Pop Culture

On Saturday Night Live, Dave Chappelle’s Brilliance and Cynicism Shone Through

On November 12, 2016, Dave Chappelle hosted Saturday Night Live just days after Donald Trump was elected President of the United States. Many hoped the moment would be a salve: a legendary comedian with a penchant for social critique providing insight, humor, and temporary relief to help reckon with justifiable fear about the future. After beginning his monologue by saying he knew white people too well to be surprised by Trump’s victory, Chappelle closed by saying he’d give Trump a chance and demanded the president-elect give the “historically disenfranchised” one as well. Those words, as Chappelle admitted six months later, aged like milk. The Trump administration has taken great pride in harming marginalized people. That was the intent. Last week on the verge of arguably the most high stakes election of our lifetime, SNL announced Chappelle would return as the post-election host, setting the Studio 8H stage for another momentous postmortem.

The circumstances were, thankfully, much different last Saturday. While Chappelle’s appearance in 2016 came at the onset of unease and terror at what Trump’s presidency might herald, his latest came amid joy over Joe Biden’s defeat of Trump, which was announced earlier in the day. Chappelle’s presence, particularly his opening monologue, was built up to be an exclamation point at the end of a day of worldwide celebration. Chappelle rose to the occasion with a 16-minute set—more than double the monologue time most hosts allot for themselves—that was at times brilliant but also not without jokes that fell flat, mostly because he punched down unnecessarily and to little effect.
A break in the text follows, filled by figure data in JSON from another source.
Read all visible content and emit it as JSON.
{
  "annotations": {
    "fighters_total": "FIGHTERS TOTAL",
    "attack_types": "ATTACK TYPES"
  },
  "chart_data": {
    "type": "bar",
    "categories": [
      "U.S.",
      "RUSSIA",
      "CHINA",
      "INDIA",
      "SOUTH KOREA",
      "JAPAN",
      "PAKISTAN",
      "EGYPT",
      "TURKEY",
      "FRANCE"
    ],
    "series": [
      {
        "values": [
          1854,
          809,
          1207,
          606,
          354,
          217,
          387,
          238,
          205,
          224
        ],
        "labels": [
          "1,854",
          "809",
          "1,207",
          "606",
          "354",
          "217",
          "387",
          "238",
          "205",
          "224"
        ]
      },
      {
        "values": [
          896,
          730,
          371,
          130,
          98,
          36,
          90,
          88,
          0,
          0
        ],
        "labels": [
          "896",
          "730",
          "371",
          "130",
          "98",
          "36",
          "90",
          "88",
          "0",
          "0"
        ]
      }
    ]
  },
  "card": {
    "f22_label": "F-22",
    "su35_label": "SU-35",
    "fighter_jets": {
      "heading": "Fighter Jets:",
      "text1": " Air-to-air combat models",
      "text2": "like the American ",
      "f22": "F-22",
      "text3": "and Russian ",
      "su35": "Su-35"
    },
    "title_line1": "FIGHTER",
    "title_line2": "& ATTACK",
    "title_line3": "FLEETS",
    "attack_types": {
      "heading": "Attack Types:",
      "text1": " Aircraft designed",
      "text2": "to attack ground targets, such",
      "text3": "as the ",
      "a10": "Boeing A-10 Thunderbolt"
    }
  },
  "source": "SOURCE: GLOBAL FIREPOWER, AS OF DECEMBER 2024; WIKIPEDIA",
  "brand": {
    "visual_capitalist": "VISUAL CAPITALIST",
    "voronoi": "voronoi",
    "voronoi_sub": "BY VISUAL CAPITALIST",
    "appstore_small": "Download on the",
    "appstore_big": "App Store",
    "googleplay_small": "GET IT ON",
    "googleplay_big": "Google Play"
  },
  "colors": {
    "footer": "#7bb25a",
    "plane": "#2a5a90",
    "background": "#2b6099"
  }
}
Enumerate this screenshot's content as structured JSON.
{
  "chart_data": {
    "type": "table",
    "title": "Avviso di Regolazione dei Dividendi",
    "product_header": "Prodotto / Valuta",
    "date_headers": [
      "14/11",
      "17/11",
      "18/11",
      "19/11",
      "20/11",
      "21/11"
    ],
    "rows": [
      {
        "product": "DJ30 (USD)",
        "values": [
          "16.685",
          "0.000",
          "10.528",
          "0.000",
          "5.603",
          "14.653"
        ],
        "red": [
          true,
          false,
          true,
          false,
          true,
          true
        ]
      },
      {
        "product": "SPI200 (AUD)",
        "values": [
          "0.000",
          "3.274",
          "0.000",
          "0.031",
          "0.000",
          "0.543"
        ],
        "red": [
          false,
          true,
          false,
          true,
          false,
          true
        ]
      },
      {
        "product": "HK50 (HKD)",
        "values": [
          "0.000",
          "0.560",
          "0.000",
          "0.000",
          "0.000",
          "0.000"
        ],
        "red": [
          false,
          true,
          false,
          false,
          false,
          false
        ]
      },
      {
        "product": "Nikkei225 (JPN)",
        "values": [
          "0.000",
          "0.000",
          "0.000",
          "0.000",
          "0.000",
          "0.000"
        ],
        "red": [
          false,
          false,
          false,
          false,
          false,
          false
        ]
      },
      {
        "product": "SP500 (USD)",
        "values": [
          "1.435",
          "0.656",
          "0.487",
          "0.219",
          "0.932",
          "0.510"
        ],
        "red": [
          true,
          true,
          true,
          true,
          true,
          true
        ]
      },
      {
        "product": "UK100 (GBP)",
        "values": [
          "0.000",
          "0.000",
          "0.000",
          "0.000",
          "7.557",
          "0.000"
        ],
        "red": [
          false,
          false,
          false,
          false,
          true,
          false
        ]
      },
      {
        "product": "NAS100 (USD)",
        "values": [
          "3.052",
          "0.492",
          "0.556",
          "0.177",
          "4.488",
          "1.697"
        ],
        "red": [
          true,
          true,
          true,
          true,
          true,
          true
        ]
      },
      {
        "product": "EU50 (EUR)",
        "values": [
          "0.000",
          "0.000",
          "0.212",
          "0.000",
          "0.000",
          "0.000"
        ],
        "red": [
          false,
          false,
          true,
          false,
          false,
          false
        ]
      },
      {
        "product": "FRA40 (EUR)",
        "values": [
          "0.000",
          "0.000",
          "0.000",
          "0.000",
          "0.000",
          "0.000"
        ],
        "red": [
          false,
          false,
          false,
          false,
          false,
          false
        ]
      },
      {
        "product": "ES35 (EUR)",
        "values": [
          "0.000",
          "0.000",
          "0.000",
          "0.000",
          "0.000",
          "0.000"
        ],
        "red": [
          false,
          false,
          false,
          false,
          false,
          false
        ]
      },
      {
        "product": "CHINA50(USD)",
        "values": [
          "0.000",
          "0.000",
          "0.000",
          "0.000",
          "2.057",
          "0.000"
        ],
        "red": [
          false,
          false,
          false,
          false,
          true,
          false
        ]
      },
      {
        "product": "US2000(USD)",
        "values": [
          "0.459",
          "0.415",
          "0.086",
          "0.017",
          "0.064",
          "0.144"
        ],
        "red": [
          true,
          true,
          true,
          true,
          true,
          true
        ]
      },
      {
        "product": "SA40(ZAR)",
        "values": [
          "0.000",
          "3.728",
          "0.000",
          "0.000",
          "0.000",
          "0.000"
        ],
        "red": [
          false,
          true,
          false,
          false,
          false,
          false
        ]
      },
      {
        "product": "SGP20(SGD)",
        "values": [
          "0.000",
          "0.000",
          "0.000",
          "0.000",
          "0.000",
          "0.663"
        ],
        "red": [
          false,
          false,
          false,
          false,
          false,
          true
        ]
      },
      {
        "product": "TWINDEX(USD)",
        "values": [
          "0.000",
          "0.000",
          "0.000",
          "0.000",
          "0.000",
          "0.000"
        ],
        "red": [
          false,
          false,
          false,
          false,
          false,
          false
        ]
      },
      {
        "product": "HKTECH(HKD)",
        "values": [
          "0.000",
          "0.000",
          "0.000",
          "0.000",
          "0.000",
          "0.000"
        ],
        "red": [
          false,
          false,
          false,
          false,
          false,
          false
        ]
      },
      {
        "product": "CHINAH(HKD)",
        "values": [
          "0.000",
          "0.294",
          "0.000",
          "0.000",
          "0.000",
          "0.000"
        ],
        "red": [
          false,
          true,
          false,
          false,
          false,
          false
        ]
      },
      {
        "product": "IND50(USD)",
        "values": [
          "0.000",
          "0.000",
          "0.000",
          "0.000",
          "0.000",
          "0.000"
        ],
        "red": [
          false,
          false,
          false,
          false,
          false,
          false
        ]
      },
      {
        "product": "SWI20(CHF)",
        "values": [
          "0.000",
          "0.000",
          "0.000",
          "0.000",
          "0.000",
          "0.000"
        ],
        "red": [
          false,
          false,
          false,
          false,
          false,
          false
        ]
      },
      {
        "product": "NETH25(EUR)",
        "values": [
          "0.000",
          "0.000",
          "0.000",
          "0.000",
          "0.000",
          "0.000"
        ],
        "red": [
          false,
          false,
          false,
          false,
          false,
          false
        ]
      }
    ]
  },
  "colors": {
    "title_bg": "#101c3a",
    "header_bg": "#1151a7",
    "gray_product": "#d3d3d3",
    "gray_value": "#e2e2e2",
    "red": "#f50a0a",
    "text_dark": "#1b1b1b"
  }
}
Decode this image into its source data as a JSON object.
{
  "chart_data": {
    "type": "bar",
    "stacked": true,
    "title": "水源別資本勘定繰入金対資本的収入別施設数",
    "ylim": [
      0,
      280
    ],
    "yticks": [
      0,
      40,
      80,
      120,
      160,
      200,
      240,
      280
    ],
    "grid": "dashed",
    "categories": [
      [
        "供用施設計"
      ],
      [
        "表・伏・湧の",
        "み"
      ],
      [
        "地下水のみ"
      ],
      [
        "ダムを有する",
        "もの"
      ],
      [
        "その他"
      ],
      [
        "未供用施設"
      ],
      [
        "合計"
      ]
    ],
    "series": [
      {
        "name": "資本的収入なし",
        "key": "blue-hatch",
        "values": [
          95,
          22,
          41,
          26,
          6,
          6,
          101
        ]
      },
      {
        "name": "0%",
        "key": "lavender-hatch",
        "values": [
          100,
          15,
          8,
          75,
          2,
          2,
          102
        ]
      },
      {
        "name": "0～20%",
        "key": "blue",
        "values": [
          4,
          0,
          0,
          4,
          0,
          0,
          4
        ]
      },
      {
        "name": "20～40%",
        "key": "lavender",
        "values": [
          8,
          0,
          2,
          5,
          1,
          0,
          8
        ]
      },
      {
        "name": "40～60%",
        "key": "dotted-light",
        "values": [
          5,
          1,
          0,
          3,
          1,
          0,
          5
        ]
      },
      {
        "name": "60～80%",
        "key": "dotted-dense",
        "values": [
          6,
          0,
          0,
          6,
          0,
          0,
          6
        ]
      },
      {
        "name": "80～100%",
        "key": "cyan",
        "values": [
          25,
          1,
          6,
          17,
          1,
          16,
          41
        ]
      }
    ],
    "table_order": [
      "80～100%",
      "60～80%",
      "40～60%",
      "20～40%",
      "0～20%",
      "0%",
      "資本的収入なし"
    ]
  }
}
Either way, Chappelle’s cynicism shone through. He may enlighten at points, but he’s not out to change minds. His uncompromising honesty is his greatest strength and biggest weakness at this point. However you feel about Chappelle at the moment, his Saturday Night Live monologue delivered exactly what you’d expect from him.

At the end of 8:46, Chappelle’s YouTube special from this past June, the comedian mentioned his great-grandfather, who was born a slave. Chappelle began his Saturday Night Live set by referencing him again, admitting that he wished his namesake could see him now: the same week he hosted Saturday Night Live, Chappelle’s Show was added to Netflix (it’s already available to stream on HBO Max). According to Chappelle, he wasn’t paid for these new deals and his great-grandfather would be appalled that despite being born free, his descendant has been bought and sold even more than he had. Comedy is his soapbox, because, as he put it, he can only tell the uncomfortable truth “when there’s a punchline behind it.”

Chappelle drew parallels between racists and anti-maskers, noting that they can stomach wearing masks in Walmart for everyone’s safety if they can wear hoods to Ku Klux Klan rallies. When examining how COVID-19 has impacted a state like Ohio, where he lives, Chappelle pointed out that stimulus checks are a greater source of income than work for some. He used this to cast poor whites as lazy drug addicts thriving off government assistance, reframing Ronald Reagan’s racist, anti-poor sentiment: “The rest of the country is trying to move forward, but these white niggas keep holding us back.”